Proving who you are is obviously understandable, but this process is frequently arbitrary and performative, a sort of capricious and pointless trial by ordeal. For example, two years ago, the Guardian reported that a Judge rejected a gay asylum seeker because he didn’t have the proper homosexual ‘demeanour’, and a woman was questioned a few years ago by a Home Office official through a trope that usually comes out slurred, that ‘how do you know if you are a lesbian if you haven’t slept with a man?’.
But even those horrible stories are an improvement. As under a decade ago, some felt compelled by their caseworkers to put their bodies out on the slab, to be eyed up, and digested – by providing photographic evidence of their sexuality (also known as pornography), something which is no longer allowed.
Nevertheless, currently, it still can get worse than the limbo that has been created by the Home Office and successive governments, as at any moment asylum seekers can be arbitrarily detained by the state for £30,000 per year, so apparently, money is not an object in publishment and only in care.
Know thyself
Where does this toxic relationship between the past and the present leave LGBT+ asylum seekers? Doesn’t both places deny them a secure identity? It seems, however, from hearing Dane’s experience that the opposite is true, they may be dehumanised and treated as ‘citizens of nowhere’ by a bureaucratic system created as it were in paper mâché from the pages of the Daily Mail. But being true to themselves has allowed them to continually move forwards and successively reinforce their ego with purpose, pride, and comfort in the self-affirmation of their identity.

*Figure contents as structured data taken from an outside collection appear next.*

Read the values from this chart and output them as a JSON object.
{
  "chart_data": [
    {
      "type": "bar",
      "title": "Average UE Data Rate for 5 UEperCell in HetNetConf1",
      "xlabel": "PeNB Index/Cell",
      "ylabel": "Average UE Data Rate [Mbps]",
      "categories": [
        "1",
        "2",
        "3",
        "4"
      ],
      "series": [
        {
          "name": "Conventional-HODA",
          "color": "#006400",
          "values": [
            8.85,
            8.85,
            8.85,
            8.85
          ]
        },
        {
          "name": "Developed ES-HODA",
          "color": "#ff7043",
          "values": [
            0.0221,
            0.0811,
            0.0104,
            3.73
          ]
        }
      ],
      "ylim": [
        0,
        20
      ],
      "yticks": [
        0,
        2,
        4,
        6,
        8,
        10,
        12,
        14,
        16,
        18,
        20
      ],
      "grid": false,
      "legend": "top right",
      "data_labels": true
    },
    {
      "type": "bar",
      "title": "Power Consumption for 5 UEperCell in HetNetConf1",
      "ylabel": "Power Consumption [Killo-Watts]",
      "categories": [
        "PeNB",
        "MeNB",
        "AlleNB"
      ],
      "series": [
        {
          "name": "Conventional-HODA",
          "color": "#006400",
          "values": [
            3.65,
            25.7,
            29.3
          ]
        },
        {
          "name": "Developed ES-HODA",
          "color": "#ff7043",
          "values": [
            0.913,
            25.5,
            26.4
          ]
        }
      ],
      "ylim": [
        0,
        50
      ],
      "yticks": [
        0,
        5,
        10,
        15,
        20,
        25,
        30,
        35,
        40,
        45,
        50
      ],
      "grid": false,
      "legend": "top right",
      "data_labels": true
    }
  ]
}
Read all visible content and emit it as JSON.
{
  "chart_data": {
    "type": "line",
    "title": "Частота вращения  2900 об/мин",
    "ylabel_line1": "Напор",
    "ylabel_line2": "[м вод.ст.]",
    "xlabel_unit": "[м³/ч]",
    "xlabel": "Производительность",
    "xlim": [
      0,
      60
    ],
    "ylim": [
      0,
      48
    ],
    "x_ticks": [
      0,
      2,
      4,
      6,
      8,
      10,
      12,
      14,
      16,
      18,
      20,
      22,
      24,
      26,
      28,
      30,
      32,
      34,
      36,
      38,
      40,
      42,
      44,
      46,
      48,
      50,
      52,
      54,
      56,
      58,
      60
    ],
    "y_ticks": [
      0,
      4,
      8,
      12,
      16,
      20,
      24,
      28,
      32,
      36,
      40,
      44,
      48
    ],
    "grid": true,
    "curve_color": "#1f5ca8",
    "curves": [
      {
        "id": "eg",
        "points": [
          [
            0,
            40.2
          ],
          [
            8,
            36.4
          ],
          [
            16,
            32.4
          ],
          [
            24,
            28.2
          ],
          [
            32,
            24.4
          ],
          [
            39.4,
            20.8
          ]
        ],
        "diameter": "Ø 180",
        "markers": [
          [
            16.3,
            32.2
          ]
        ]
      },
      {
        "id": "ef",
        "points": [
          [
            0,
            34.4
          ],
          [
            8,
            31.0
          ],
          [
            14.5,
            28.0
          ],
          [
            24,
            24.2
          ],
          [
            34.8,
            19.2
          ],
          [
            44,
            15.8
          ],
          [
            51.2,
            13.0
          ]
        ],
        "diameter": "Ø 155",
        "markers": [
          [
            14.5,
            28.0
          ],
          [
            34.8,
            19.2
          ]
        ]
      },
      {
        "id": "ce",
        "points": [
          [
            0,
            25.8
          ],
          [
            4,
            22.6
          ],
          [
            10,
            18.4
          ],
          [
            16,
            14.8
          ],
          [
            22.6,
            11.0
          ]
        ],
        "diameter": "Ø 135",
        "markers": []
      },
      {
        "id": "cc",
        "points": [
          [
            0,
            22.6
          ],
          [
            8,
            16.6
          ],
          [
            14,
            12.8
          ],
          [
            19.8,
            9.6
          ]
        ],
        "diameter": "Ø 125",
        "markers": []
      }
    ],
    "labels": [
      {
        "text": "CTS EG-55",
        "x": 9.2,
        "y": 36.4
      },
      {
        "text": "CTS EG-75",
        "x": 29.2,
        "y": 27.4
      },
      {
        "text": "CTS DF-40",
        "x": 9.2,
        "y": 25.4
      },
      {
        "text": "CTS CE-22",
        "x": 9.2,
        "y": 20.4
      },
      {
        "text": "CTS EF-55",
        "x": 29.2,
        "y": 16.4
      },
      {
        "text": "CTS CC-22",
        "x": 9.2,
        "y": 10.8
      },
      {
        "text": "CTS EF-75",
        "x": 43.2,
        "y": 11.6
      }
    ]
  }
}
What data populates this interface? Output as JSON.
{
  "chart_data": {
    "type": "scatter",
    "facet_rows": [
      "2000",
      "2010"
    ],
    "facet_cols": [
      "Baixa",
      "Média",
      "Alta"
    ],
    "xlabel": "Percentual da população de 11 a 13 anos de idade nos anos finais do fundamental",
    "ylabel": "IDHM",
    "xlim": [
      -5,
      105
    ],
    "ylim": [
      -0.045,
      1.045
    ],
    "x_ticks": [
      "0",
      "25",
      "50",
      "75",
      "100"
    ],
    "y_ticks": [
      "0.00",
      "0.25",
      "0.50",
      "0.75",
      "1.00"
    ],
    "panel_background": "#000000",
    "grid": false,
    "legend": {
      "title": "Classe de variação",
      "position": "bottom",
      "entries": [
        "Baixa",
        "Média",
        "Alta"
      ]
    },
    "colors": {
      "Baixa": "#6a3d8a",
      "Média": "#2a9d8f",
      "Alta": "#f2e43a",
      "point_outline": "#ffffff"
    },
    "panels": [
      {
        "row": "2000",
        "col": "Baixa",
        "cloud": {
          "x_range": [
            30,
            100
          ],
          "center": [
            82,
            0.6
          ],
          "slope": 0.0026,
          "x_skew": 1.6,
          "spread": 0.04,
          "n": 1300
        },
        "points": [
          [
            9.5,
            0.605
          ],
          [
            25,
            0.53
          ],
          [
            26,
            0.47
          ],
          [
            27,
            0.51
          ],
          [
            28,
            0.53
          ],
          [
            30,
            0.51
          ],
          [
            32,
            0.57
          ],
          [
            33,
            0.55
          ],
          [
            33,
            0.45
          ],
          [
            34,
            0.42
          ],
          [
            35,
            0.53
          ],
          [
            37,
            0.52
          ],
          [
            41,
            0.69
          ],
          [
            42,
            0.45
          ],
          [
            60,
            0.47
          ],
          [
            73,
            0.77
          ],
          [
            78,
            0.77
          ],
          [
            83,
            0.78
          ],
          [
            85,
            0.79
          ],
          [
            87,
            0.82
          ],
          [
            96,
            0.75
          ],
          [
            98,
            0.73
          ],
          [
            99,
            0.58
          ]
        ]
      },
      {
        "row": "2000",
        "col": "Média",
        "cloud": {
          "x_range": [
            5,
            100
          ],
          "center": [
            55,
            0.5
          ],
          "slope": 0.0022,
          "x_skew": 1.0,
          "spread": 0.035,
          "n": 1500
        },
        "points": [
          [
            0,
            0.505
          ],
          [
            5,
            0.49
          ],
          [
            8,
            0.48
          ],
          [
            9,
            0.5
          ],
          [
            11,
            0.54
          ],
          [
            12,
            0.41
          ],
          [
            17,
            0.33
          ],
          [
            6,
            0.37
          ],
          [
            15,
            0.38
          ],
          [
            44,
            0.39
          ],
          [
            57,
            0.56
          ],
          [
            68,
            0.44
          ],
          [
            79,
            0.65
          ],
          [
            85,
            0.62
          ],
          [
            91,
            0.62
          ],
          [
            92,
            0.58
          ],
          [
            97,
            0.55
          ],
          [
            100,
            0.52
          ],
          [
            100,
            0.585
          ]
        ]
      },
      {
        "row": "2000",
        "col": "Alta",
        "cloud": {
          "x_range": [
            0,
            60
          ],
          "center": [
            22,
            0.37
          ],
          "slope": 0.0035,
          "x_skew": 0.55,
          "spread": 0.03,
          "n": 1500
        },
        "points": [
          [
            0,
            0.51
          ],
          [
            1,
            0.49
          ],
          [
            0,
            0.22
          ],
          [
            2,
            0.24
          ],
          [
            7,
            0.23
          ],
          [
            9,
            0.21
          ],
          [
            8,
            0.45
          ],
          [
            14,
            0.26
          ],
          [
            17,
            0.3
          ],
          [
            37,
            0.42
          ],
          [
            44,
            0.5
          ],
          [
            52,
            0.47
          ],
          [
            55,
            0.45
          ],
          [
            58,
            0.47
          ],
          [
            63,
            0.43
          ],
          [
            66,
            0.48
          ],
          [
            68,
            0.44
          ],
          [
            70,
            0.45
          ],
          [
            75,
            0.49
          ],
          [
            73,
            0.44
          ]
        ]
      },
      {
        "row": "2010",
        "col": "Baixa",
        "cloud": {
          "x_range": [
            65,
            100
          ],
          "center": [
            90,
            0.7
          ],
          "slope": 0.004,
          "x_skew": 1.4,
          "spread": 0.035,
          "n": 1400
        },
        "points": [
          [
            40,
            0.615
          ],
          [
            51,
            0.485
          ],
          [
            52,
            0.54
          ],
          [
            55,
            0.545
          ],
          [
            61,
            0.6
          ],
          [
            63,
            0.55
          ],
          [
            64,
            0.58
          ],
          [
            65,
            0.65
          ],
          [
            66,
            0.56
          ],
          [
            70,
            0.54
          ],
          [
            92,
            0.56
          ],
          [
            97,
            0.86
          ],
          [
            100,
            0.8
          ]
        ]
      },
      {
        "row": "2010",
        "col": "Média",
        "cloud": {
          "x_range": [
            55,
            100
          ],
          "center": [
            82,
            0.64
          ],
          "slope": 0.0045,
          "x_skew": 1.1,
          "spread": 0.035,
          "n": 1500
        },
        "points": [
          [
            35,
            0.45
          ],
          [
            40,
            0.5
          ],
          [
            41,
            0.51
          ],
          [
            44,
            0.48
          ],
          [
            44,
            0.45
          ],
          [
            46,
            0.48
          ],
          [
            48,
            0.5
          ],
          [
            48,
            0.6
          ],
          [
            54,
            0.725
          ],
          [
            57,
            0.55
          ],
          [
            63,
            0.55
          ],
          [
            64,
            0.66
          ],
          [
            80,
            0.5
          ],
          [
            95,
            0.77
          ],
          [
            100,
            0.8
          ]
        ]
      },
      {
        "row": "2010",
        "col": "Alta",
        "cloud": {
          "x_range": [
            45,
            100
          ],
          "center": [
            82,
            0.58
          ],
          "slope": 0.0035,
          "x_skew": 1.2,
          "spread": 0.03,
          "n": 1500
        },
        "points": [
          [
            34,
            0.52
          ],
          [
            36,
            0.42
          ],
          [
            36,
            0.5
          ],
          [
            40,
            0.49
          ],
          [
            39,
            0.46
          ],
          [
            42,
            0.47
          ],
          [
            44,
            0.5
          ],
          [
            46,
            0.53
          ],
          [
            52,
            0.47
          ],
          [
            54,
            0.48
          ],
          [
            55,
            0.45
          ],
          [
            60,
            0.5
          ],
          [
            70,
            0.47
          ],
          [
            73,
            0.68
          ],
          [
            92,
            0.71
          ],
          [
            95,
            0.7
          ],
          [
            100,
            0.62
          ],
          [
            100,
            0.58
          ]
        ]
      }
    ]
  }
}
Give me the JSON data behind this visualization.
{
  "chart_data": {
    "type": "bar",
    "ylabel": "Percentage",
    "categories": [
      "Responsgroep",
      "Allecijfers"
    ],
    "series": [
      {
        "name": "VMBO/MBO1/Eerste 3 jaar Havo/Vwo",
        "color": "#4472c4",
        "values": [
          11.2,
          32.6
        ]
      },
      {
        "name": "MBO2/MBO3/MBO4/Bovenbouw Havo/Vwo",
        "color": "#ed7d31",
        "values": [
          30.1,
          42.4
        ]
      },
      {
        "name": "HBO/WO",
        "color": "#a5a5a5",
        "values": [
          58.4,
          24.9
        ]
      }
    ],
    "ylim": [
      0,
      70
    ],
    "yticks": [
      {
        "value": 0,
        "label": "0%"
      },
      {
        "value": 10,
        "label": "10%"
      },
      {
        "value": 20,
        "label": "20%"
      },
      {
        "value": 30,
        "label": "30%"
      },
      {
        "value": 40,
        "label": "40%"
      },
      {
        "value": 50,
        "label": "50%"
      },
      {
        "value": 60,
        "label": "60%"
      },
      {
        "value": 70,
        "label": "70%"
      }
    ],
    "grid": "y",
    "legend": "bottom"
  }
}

“Your family may have disowned you, threatened to hurt you, put up money to hurt you, you haven't been able to have an open relationship, you've had to live in shame and shadows and lies… [I think] how do you build up such resilience?”
“And then you come to a place where the Home Office is challenging you; taking the stance that you’re lying, [and] you need to prove it to us, or ‘we might put you in a little prison for a while’. So, with all of that, I think I take my hat off to my service users, because how do they even find a shred of hope and resilience, with all they've gone through?”, Dane said.
From Dane’s experience of the people, he helps and many other LGBT+ people, resilience comes from knowing who you are and not compromising on that identity. That is why many make the journey and leave everything behind to start anew and be true to themselves.
Self-knowledge and reaffirmation of your identity is the cornerstone of psychological resilience in the face of adversity, and to use a messy metaphor that journey is similar to the crossing of a doorway into the unknown in the knowledge that no matter what you have left behind and what you will face, you are secure in who you are.
The traditional story goes that above the ancient entrance to the Oracle in Delphi there was inscribed the maxim 'know thyself'. It served as a warning to any prospective seekers of wisdom that you cannot understand the mysterious trance-like garbles of the oracle without introspection. And much like entering that temple, the journey of the asylum seeker is a brave crossing of the threshold into the unknowable; living with their complicated past and present challenges, through the successful prefixing of the Delphic maxim with, ‘I do know myself’.